WASHINGTON (AP) -- Vice President Kamala Harris will visit the U.S.-Mexico
border in Arizona on Friday as her campaign tries to turn the larger issue of
immigration from a liability into a strength and hopes to counter a line of
frequent, searing political attacks from former President Donald Trump.
Her campaign announced Wednesday that Harris will be in Douglas, Arizona,
across the border from Agua Prieta, Mexico.
A Harris aide, who spoke on the condition of anonymity to discuss a trip
that was still being planned, said the vice president plans to speak about
border security and how, as a former attorney general of California, she took
on international gangs and criminal organizations who traffic drugs, guns, and
human beings. She also has long believed that the country needs an immigration
system that is secure, fair, orderly and humane, the aide said.
Trump has built his campaign partly around calling for cracking down on
immigration and the southern border, even endorsing using police and the
military to carry out mass deportations should he be elected in November.
Harris has increasingly tried to seize on the issue and turn it back against
her opponent, though polls show voters continue to trust Trump more on it.
Just how important immigration and the border are ahead of Election Day was
evidenced by Trump wasting little time reacting to word of Harris' trip. He
told a rally crowd in Mint Hill, North Carolina, that Harris was going to the
border "for political reasons" and because "their polls are tanking."
"When Kamala speaks about the border, her credibility is less than zero,"
Trump said. "I hope you're going to remember that on Friday. When she tells you
about the border, ask her just one simple question: "Why didn't you do it four
years ago?"
That picks up on a theme Trump mentions at nearly all of his campaign
rallies, scoffing at Harris as a former Biden administration "border czar,"
arguing that she oversaw softer federal policies that allowed millions of
people into the country illegally.
President Joe Biden tasked Harris with working to address the root causes of
immigration patterns that have caused many people fleeing violence and drug
gangs in Central America to head to the U.S. border and seek asylum, though she
was not called border czar.
Since taking over for Biden at the top of the Democratic presidential
ticket, Harris has lamented the collapse of a bipartisan border security deal
in Congress that most Republican lawmakers rejected at Trump's behest. Her
campaign aide said she will use Friday's border stop to push for reviving that
package, which was the toughest in a generation.

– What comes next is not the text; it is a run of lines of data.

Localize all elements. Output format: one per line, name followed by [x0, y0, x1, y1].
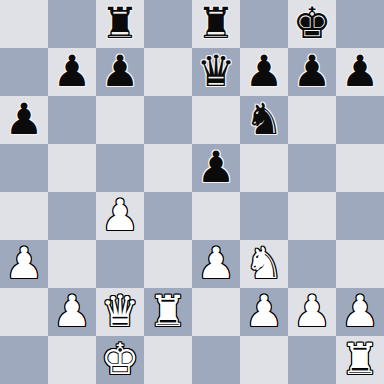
- black-pawn: ♟: [341, 48, 380, 95]
- square-f2[interactable]: ♟: [240, 288, 288, 336]
- square-d6[interactable]: [144, 96, 192, 144]
- white-king: ♚: [101, 336, 140, 383]
- white-rook: ♜: [341, 336, 380, 383]
- square-c8[interactable]: ♜: [96, 0, 144, 48]
- square-a8[interactable]: [0, 0, 48, 48]
- black-pawn: ♟: [5, 96, 44, 143]
- square-h6[interactable]: [336, 96, 384, 144]
- square-c1[interactable]: ♚: [96, 336, 144, 384]
- square-d2[interactable]: ♜: [144, 288, 192, 336]
- square-h8[interactable]: [336, 0, 384, 48]
- square-d3[interactable]: [144, 240, 192, 288]
- white-pawn: ♟: [341, 288, 380, 335]
- square-e3[interactable]: ♟: [192, 240, 240, 288]
- square-f3[interactable]: ♞: [240, 240, 288, 288]
- square-a6[interactable]: ♟: [0, 96, 48, 144]
- square-f4[interactable]: [240, 192, 288, 240]
- square-b5[interactable]: [48, 144, 96, 192]
- black-pawn: ♟: [53, 48, 92, 95]
- black-king: ♚: [293, 0, 332, 47]
- square-a3[interactable]: ♟: [0, 240, 48, 288]
- square-c4[interactable]: ♟: [96, 192, 144, 240]
- square-g2[interactable]: ♟: [288, 288, 336, 336]
- square-f8[interactable]: [240, 0, 288, 48]
- square-a4[interactable]: [0, 192, 48, 240]
- square-e2[interactable]: [192, 288, 240, 336]
- square-h1[interactable]: ♜: [336, 336, 384, 384]
- square-b1[interactable]: [48, 336, 96, 384]
- square-a2[interactable]: [0, 288, 48, 336]
- square-e4[interactable]: [192, 192, 240, 240]
- square-b4[interactable]: [48, 192, 96, 240]
- white-queen: ♛: [101, 288, 140, 335]
- square-c5[interactable]: [96, 144, 144, 192]
- square-g4[interactable]: [288, 192, 336, 240]
- square-d1[interactable]: [144, 336, 192, 384]
- square-d7[interactable]: [144, 48, 192, 96]
- square-c2[interactable]: ♛: [96, 288, 144, 336]
- square-a5[interactable]: [0, 144, 48, 192]
- white-pawn: ♟: [53, 288, 92, 335]
- square-g8[interactable]: ♚: [288, 0, 336, 48]
- square-c3[interactable]: [96, 240, 144, 288]
- square-b7[interactable]: ♟: [48, 48, 96, 96]
- white-pawn: ♟: [197, 240, 236, 287]
- square-e6[interactable]: [192, 96, 240, 144]
- white-rook: ♜: [149, 288, 188, 335]
- square-b2[interactable]: ♟: [48, 288, 96, 336]
- square-b3[interactable]: [48, 240, 96, 288]
- square-g7[interactable]: ♟: [288, 48, 336, 96]
- black-knight: ♞: [245, 96, 284, 143]
- square-e5[interactable]: ♟: [192, 144, 240, 192]
- square-c6[interactable]: [96, 96, 144, 144]
- square-f6[interactable]: ♞: [240, 96, 288, 144]
- square-g3[interactable]: [288, 240, 336, 288]
- square-h7[interactable]: ♟: [336, 48, 384, 96]
- black-pawn: ♟: [101, 48, 140, 95]
- square-g1[interactable]: [288, 336, 336, 384]
- white-pawn: ♟: [245, 288, 284, 335]
- square-f5[interactable]: [240, 144, 288, 192]
- square-e7[interactable]: ♛: [192, 48, 240, 96]
- square-g6[interactable]: [288, 96, 336, 144]
- square-d4[interactable]: [144, 192, 192, 240]
- square-e1[interactable]: [192, 336, 240, 384]
- square-e8[interactable]: ♜: [192, 0, 240, 48]
- white-knight: ♞: [245, 240, 284, 287]
- white-pawn: ♟: [5, 240, 44, 287]
- black-rook: ♜: [101, 0, 140, 47]
- black-queen: ♛: [197, 48, 236, 95]
- square-g5[interactable]: [288, 144, 336, 192]
- white-pawn: ♟: [293, 288, 332, 335]
- chess-board: ♜♜♚♟♟♛♟♟♟♟♞♟♟♟♟♞♟♛♜♟♟♟♚♜: [0, 0, 384, 384]
- square-h4[interactable]: [336, 192, 384, 240]
- black-pawn: ♟: [293, 48, 332, 95]
- square-f7[interactable]: ♟: [240, 48, 288, 96]
- square-h2[interactable]: ♟: [336, 288, 384, 336]
- square-d5[interactable]: [144, 144, 192, 192]
- square-h3[interactable]: [336, 240, 384, 288]
- black-pawn: ♟: [245, 48, 284, 95]
- black-rook: ♜: [197, 0, 236, 47]
- square-a7[interactable]: [0, 48, 48, 96]
- white-pawn: ♟: [101, 192, 140, 239]
- square-h5[interactable]: [336, 144, 384, 192]
- square-c7[interactable]: ♟: [96, 48, 144, 96]
- square-b8[interactable]: [48, 0, 96, 48]
- square-a1[interactable]: [0, 336, 48, 384]
- black-pawn: ♟: [197, 144, 236, 191]
- square-f1[interactable]: [240, 336, 288, 384]
- square-b6[interactable]: [48, 96, 96, 144]
- square-d8[interactable]: [144, 0, 192, 48]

In an interview with MSNBC that aired Wednesday evening, Harris talked about
reviving that legislative effort, but also helping some people in the country
illegally get U.S. citizenship.
"We need a comprehensive plan," she said, "that includes what we need to do
to fortify not only our border, but deal with the fact that we also need to
create pathways for people to earn citizenship."
The stop is part of Harris' larger effort to make immigration an issue that
can help her win supporters, saying that Trump would rather play politics with
the issue than seek solutions, while also promising more humane treatment of
immigrants should she win the White House.
In June, Biden announced rules that bar migrants from being granted asylum
when U.S. officials deem that the southern border is overwhelmed. Since then,
arrests for illegal border crossings have fallen.
Despite that, a new poll by The Associated Press-NORC Center for Public
Affairs Research released this month found that Trump has an advantage over
Harris on whom voters trust to better handle immigration. This issue was a
problem for Biden, as well: Illegal immigration and crossings at the U.S.
border with Mexico have been a challenge during much of his administration. The
poll also found that Republicans are more likely to care about immigration.